Wednesday, October 15, 2008

Pondering the past

Yes, I admit it, I am one of those sad women in their thirties addicted to Reality TV Shows. What's worse is that one of my favorite shows is The Hills. Yes, I know, this show is targeted for late teens/early twenties. I just can't help it, I love the drama, I love analyzing all of their mistakes, and wondering how many times I made those same mistakes myself.

It got me thinking back to the dread full days of dating in my twenties. I definitely made my share of mistakes starting off with my first boyfriend of two years, Matt. I don't know what I was thinking there but I was pretty much in the same situation as Audrina from The Hills. Yes, Matt was too young for a committed relationship and as much as I wanted it, it never happened. All of my friends told me to run the other way but I never listened. They had intelligent, watchful eyes while I had my blinders on. After two years I did finally break it off and it was the best decision I ever made.

Another dating blunder that came to mind happened in my mid twenties. I met an Irish boy through some friends at a bar. Yes, I would say that was probably my first problem, meeting a guy at a bar. Well, it was an Irish bar, but hey that is still not the best place to find someone to date if you are looking for someone who is relationship material. Anyway, this boy, Michael, asked me out and we went to dinner and another Irish bar. He brought me home and gave me a nice long kiss at the door. Since I was a "Good Girl" I didn't even consider inviting him in. I went to bed that night thinking the date went well and was quite sure I would hear from him again. After all, he kissed me right? Why wouldn't he call if he kissed me?

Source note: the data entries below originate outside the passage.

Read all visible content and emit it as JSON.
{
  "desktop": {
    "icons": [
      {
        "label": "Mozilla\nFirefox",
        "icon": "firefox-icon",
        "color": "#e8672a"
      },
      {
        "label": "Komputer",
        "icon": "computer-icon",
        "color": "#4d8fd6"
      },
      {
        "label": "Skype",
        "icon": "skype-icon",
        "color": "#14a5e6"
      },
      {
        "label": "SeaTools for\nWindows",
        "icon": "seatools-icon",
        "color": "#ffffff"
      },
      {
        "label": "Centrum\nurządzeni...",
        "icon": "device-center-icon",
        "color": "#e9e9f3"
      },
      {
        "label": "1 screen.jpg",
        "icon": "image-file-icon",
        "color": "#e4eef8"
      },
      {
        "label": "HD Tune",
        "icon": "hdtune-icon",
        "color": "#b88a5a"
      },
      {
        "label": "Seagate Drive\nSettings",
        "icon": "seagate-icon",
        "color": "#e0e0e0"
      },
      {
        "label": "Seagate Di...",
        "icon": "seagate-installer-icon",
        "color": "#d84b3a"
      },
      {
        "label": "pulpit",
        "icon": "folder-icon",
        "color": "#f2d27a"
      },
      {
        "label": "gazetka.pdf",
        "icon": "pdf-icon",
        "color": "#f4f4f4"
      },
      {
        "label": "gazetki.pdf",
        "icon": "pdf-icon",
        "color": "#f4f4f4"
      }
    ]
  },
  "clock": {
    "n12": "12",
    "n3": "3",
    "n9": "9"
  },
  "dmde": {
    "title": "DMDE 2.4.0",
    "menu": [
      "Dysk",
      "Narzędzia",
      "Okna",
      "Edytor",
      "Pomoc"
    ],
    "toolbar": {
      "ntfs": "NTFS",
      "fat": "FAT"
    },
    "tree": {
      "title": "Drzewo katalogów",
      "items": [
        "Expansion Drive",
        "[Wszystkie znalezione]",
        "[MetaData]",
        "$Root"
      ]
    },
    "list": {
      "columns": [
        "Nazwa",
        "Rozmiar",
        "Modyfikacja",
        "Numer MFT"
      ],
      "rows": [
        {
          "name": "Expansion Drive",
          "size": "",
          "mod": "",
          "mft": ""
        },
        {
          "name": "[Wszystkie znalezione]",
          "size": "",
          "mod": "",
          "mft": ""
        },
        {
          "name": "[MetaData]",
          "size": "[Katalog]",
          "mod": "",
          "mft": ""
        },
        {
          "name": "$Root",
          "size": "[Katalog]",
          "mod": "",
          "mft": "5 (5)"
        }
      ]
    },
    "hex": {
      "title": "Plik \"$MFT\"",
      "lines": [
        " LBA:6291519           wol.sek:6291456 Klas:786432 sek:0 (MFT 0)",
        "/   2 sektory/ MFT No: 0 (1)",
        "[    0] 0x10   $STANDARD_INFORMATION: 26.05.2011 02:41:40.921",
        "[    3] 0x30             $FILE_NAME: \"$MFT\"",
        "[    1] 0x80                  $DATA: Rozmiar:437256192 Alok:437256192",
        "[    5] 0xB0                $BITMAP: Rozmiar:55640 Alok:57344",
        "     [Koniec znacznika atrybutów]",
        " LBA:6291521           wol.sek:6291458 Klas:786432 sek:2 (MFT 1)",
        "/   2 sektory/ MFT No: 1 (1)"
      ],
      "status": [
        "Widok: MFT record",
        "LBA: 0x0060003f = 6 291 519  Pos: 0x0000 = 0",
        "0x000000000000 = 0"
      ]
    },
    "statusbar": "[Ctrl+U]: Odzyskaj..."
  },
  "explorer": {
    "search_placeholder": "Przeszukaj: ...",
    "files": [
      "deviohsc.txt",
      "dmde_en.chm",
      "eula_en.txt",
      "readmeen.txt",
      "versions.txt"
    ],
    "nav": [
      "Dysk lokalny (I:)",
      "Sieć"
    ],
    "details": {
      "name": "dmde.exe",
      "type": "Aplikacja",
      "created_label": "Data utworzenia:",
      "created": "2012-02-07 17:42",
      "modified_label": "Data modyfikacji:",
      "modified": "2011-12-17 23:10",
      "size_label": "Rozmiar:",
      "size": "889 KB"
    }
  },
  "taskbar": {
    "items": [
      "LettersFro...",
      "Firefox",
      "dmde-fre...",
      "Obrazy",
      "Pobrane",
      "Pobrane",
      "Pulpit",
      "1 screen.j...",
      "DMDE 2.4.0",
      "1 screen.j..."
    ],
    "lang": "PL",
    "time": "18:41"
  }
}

Yes, I was a naive little girl. Even though my Mom warned me on numerous occasions all about what boys want, I think I actually couldn't believe that was the case. No, Michael never called me again and I sat around with all of my girlfriends pondering why, what did I do wrong, and why would he kiss me if he didn't want to see me again.

Do you know when I finally figured it out? O.k. it wasn't even on my own. I told my husband this story a year or two ago and he made it all crystal clear. He said, the guy kissed you hoping to get invited inside where he would get to "spend the night" and have his needs met! What? Are you kidding me? Are you serious? Boys are like that? Wow, that explains so much! I can't believe it.

1 comment:

Anonymous said...

smart husband,I'm glad for your lost. Even though you were sad about it.